Another issue is that in movement analysis, only hyperactivity or a combined ADHD subtype (i.e., only patients exhibiting high motor activity) can be analyzed. With its advantage of detecting movement changes, it provided consistent monitoring for hyperactive or combined subtypes of ADHD; this movement analysis can be viewed as being superior to the traditional method. Notably, ADHD-C and ADHD-H subtypes are predominant, with a combined prevalence of 78.0–81.7%, which is much higher than that of ADHD-I (18.3–22.0%) [19,20,21]. Hence, our proposed method can be used for tracking therapeutic effects in most, but not all, patients with ADHD.

In our study, a few issues were noted when applying the movement analysis. First, the option of clothing color was our main concern. We could only choose participants who wore solid plain-colored clothes because clothing texture or color affected the pixel subtraction value. Striped or contrasting-color clothing increased the light field area, thus increasing the movement value. Second, our main focus in movement analysis was the children. It was imperative that the caretaker or parent should not block the view of the video recorder.

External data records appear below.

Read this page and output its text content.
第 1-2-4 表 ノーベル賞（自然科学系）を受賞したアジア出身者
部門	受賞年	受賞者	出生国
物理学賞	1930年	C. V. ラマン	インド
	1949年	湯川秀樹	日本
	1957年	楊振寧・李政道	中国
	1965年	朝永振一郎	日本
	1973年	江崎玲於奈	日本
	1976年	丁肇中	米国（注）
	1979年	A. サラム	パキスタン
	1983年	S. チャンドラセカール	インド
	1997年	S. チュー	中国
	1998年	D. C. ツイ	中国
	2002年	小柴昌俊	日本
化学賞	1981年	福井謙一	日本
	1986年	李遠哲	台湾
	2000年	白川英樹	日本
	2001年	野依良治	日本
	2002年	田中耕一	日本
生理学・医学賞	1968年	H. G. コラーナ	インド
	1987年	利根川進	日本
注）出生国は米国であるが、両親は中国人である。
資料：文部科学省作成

Our study has some limitations. Our cohort primarily comprised patients with ADHD-C and with an unbalanced sex distribution; thus, our results may not be representative of all ADHD subtypes and both genders. The small sample size (n = 25) is a major limitation in this study. In Table 1, even a reduction of 25.07% (above the cut-off for improvement) is not significant. More ADHD patients should be enrolled in further study to increase the reliability of our results. The movements of patients with ADHD in the consulting room may be affected by non-pharmacological factors, such as food intake on the day of assessment, sleep quality before each visit, and familiarity with the consulting environment. Future studies should include a questionnaire to investigate the relationship between these confounding factors and children’s movements. Although this study showed a 39% reduction of movements as compared to a 16–20% reduction of ADHD-symptoms as rated by parents and teachers, further study should be performed to investigate the relationship between movement values and functional impairment. Furthermore, the camera position and angle are important components in movement analysis. Different camera angles or positions can result in different shooting views and a possibility of failing to detect the overall movement of body parts, leading to inaccuracy or bias in movement analysis. Future studies should use two or more cameras mounted at different locations in the room to overcome this issue.

6. Conclusions

In the present study, we demonstrated that pixel subtraction of video images is an objective and quantitative method of evaluating ADHD medication efficacy in the early stage. We suggest that the method could be clinically applicable for managing other behavior/movement disorders of children.